Molecular Diffusion Models with Virtual Receptors
Matan Halfon, Eyal Rozenberg, Ehud Rivlin, Daniel Freedman
TL;DR
This work addresses Structure-Based Drug Design (SBDD) with diffusion models by introducing Virtual Receptors to compress large receptor graphs into a smaller, equivariant representation, while incorporating protein language embeddings via ESM to provide residue-level context. The approach enables conditional diffusion over ligand coordinates on a joint ligand–receptor graph, yielding faster training and inference and improved molecular-quality metrics. Experiments on the CrossDocked dataset show the method achieves top performance on multiple drug-likeness and binding metrics, with substantial speedups over standard diffusion and competitive performance relative to autoregressive and normalizing-flow baselines.

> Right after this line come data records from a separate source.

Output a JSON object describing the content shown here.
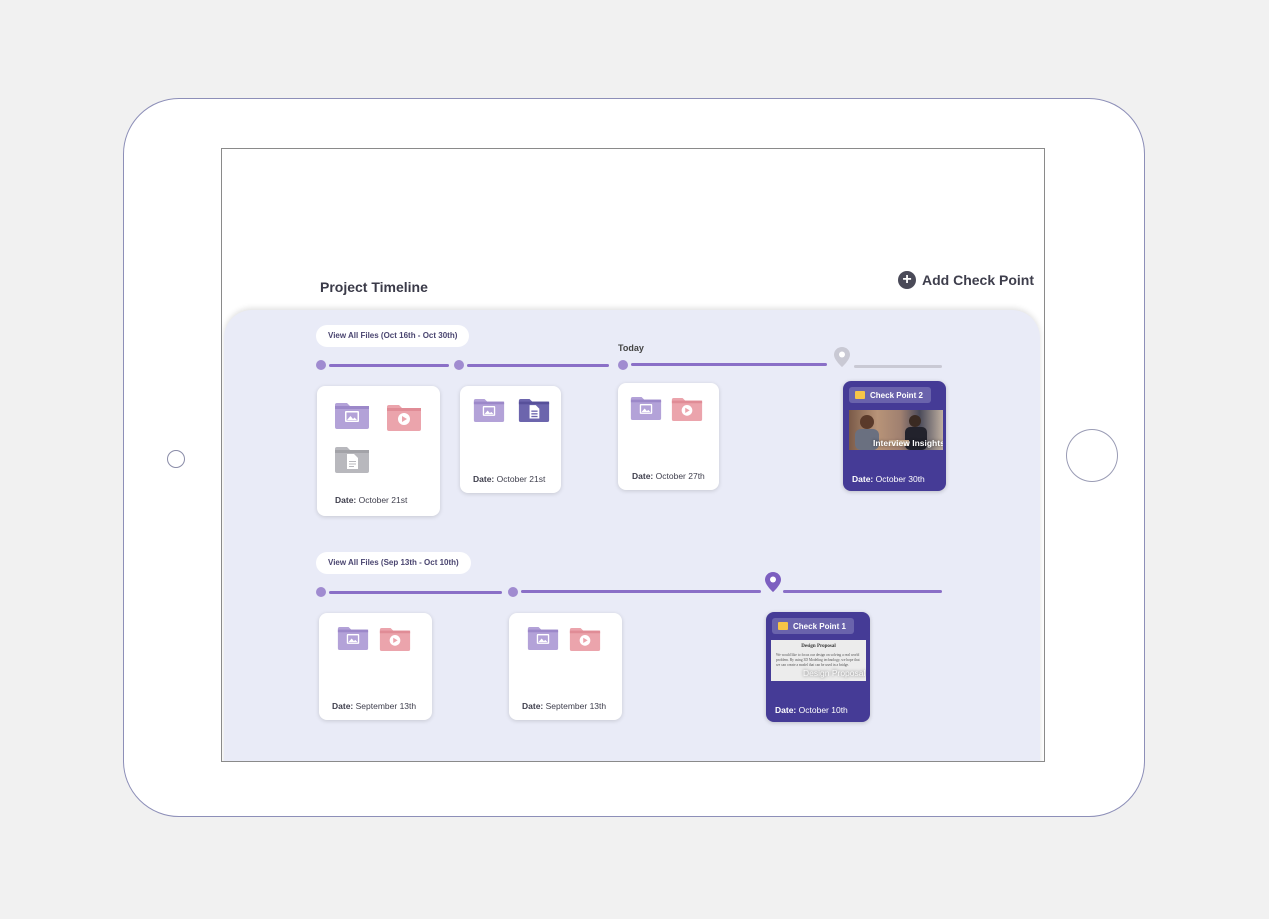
{
  "page": {
    "title": "Project Timeline",
    "add_checkpoint_label": "Add Check Point",
    "today_label": "Today"
  },
  "colors": {
    "timeline": "#8a6fc7",
    "checkpoint_card": "#453b96",
    "panel": "#e9ebf7",
    "folder_purple": "#b3a2d8",
    "folder_pink": "#eba4ac",
    "folder_grey": "#b8b8bd",
    "folder_indigo": "#6c65ad"
  },
  "timelines": [
    {
      "view_all_label": "View All Files (Oct 16th - Oct 30th)",
      "cards": [
        {
          "date_prefix": "Date:",
          "date": "October 21st",
          "icons": [
            "image-folder-icon",
            "video-folder-icon",
            "document-folder-icon"
          ]
        },
        {
          "date_prefix": "Date:",
          "date": "October 21st",
          "icons": [
            "image-folder-icon",
            "document-folder-icon"
          ]
        },
        {
          "date_prefix": "Date:",
          "date": "October 27th",
          "icons": [
            "image-folder-icon",
            "video-folder-icon"
          ]
        }
      ],
      "checkpoint": {
        "label": "Check Point 2",
        "thumb_caption": "Interview Insights",
        "date_prefix": "Date:",
        "date": "October 30th",
        "pin_icon": "location-pin-icon"
      }
    },
    {
      "view_all_label": "View All Files (Sep 13th - Oct 10th)",
      "cards": [
        {
          "date_prefix": "Date:",
          "date": "September 13th",
          "icons": [
            "image-folder-icon",
            "video-folder-icon"
          ]
        },
        {
          "date_prefix": "Date:",
          "date": "September 13th",
          "icons": [
            "image-folder-icon",
            "video-folder-icon"
          ]
        }
      ],
      "checkpoint": {
        "label": "Check Point 1",
        "doc_title": "Design Proposal",
        "doc_body": "We would like to focus our design on solving a real world problem. By using 3D Modeling technology, we hope that we can create a model that can be used in a bridge.",
        "thumb_caption": "Design Proposal",
        "date_prefix": "Date:",
        "date": "October 10th",
        "pin_icon": "location-pin-icon"
      }
    }
  ]
}
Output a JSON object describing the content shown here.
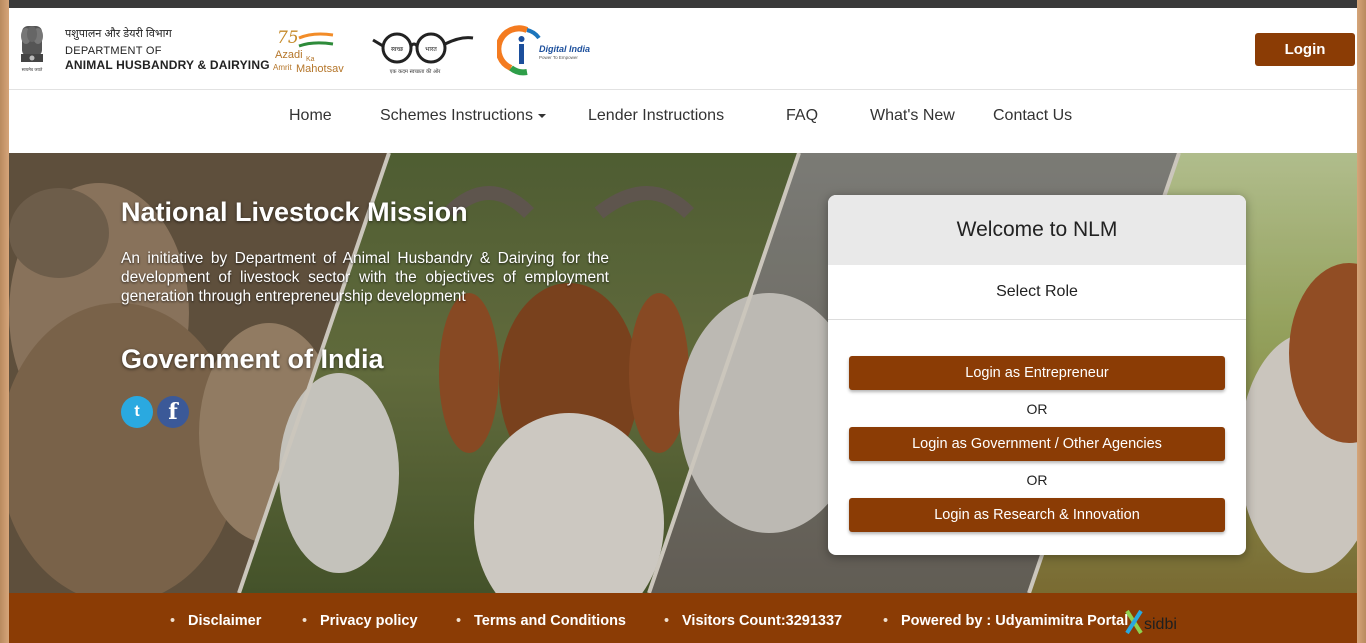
{
  "header": {
    "dept_hindi": "पशुपालन और डेयरी विभाग",
    "dept_line1": "DEPARTMENT OF",
    "dept_line2": "ANIMAL HUSBANDRY & DAIRYING",
    "emblem_caption": "सत्यमेव जयते",
    "azadi_75": "75",
    "azadi_line1": "Azadi",
    "azadi_ka": "Ka",
    "azadi_line2": "Amrit",
    "azadi_line3": "Mahotsav",
    "swachh_left": "स्वच्छ",
    "swachh_right": "भारत",
    "swachh_tagline": "एक कदम स्वच्छता की ओर",
    "digital_india": "Digital India",
    "digital_india_tag": "Power To Empower",
    "login_label": "Login"
  },
  "nav": {
    "items": [
      "Home",
      "Schemes Instructions",
      "Lender Instructions",
      "FAQ",
      "What's New",
      "Contact Us"
    ]
  },
  "hero": {
    "title": "National Livestock Mission",
    "description": "An initiative by Department of Animal Husbandry & Dairying for the development of livestock sector with the objectives of employment generation through entrepreneurship development",
    "gov": "Government of India",
    "twitter_glyph": "t",
    "facebook_glyph": "f"
  },
  "card": {
    "title": "Welcome to NLM",
    "subtitle": "Select Role",
    "btn_entrepreneur": "Login as Entrepreneur",
    "or": "OR",
    "btn_government": "Login as Government / Other Agencies",
    "btn_research": "Login as Research & Innovation"
  },
  "footer": {
    "disclaimer": "Disclaimer",
    "privacy": "Privacy policy",
    "terms": "Terms and Conditions",
    "visitors": "Visitors Count:3291337",
    "powered": "Powered by : Udyamimitra Portal",
    "sidbi": "sidbi"
  },
  "colors": {
    "brand_brown": "#8b3c05",
    "twitter_blue": "#2aa9e0",
    "facebook_blue": "#3b5998"
  }
}
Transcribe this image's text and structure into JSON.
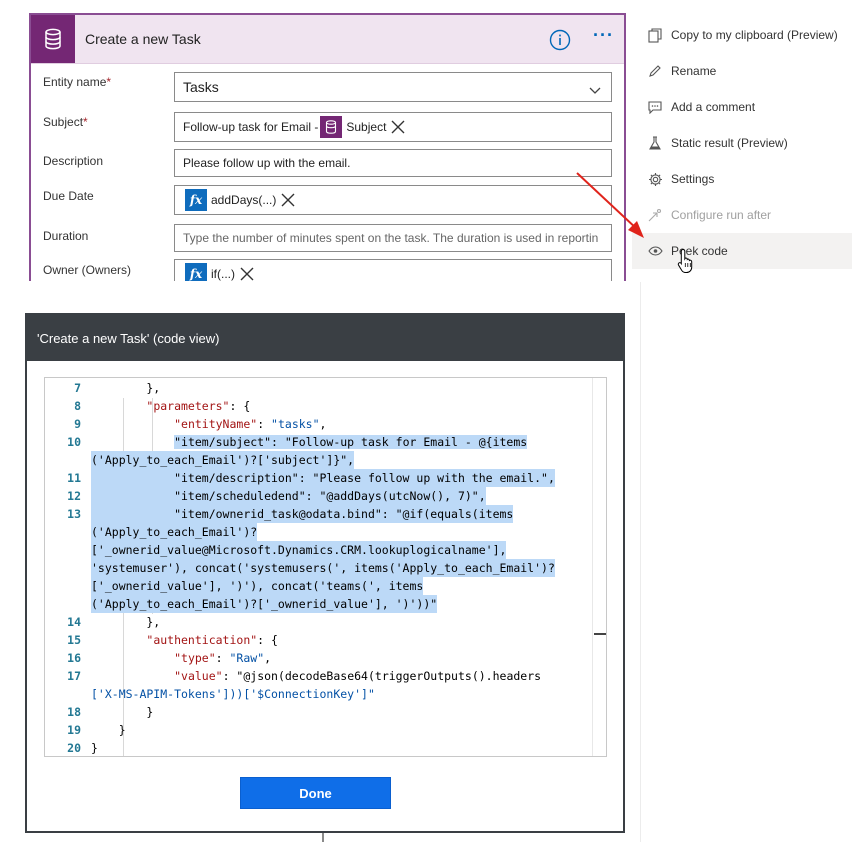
{
  "action_card": {
    "title": "Create a new Task",
    "icon": "database-icon",
    "info_icon": "info-icon",
    "more_icon": "ellipsis-icon",
    "more_label": "···",
    "accent_color": "#742774",
    "header_bg": "#f0e4f0",
    "fields": {
      "entity_name": {
        "label": "Entity name",
        "required": "*",
        "value": "Tasks"
      },
      "subject": {
        "label": "Subject",
        "required": "*",
        "prefix": "Follow-up task for Email -",
        "token": "Subject"
      },
      "description": {
        "label": "Description",
        "value": "Please follow up with the email."
      },
      "due_date": {
        "label": "Due Date",
        "token_fx": "fx",
        "token": "addDays(...)"
      },
      "duration": {
        "label": "Duration",
        "placeholder": "Type the number of minutes spent on the task. The duration is used in reportin"
      },
      "owner": {
        "label": "Owner (Owners)",
        "token_fx": "fx",
        "token": "if(...)"
      }
    }
  },
  "context_menu": {
    "items": [
      {
        "label": "Copy to my clipboard (Preview)",
        "icon": "copy-icon"
      },
      {
        "label": "Rename",
        "icon": "pencil-icon"
      },
      {
        "label": "Add a comment",
        "icon": "comment-icon"
      },
      {
        "label": "Static result (Preview)",
        "icon": "flask-icon"
      },
      {
        "label": "Settings",
        "icon": "gear-icon"
      },
      {
        "label": "Configure run after",
        "icon": "run-after-icon",
        "disabled": true
      },
      {
        "label": "Peek code",
        "icon": "eye-icon",
        "hovered": true
      }
    ]
  },
  "code_dialog": {
    "title": "'Create a new Task' (code view)",
    "done_label": "Done",
    "lines": [
      {
        "n": "7",
        "text": "        },"
      },
      {
        "n": "8",
        "text": "        \"parameters\": {"
      },
      {
        "n": "9",
        "text": "            \"entityName\": \"tasks\","
      },
      {
        "n": "10",
        "text": "            \"item/subject\": \"Follow-up task for Email - @{items"
      },
      {
        "n": "",
        "text": "('Apply_to_each_Email')?['subject']}\","
      },
      {
        "n": "11",
        "text": "            \"item/description\": \"Please follow up with the email.\","
      },
      {
        "n": "12",
        "text": "            \"item/scheduledend\": \"@addDays(utcNow(), 7)\","
      },
      {
        "n": "13",
        "text": "            \"item/ownerid_task@odata.bind\": \"@if(equals(items"
      },
      {
        "n": "",
        "text": "('Apply_to_each_Email')?"
      },
      {
        "n": "",
        "text": "['_ownerid_value@Microsoft.Dynamics.CRM.lookuplogicalname'],"
      },
      {
        "n": "",
        "text": "'systemuser'), concat('systemusers(', items('Apply_to_each_Email')?"
      },
      {
        "n": "",
        "text": "['_ownerid_value'], ')'), concat('teams(', items"
      },
      {
        "n": "",
        "text": "('Apply_to_each_Email')?['_ownerid_value'], ')'))\""
      },
      {
        "n": "14",
        "text": "        },"
      },
      {
        "n": "15",
        "text": "        \"authentication\": {"
      },
      {
        "n": "16",
        "text": "            \"type\": \"Raw\","
      },
      {
        "n": "17",
        "text": "            \"value\": \"@json(decodeBase64(triggerOutputs().headers"
      },
      {
        "n": "",
        "text": "['X-MS-APIM-Tokens']))['$ConnectionKey']\""
      },
      {
        "n": "18",
        "text": "        }"
      },
      {
        "n": "19",
        "text": "    }"
      },
      {
        "n": "20",
        "text": "}"
      }
    ]
  }
}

Overall, the combination of Virtual Receptors and ESM embeddings offers a scalable, high-performance pathway for diffusion-based SBDD molecule generation.
Abstract
Machine learning approaches to Structure-Based Drug Design (SBDD) have proven quite fertile over the last few years. In particular, diffusion-based approaches to SBDD have shown great promise. We present a technique which expands on this diffusion approach in two crucial ways. First, we address the size disparity between the drug molecule and the target/receptor, which makes learning more challenging and inference slower. We do so through the notion of a Virtual Receptor, which is a compressed version of the receptor; it is learned so as to preserve key aspects of the structural information of the original receptor, while respecting the relevant group equivariance. Second, we incorporate a protein language embedding used originally in the context of protein folding. We experimentally demonstrate the contributions of both the virtual receptors and the protein embeddings: in practice, they lead to both better performance, as well as significantly faster computations.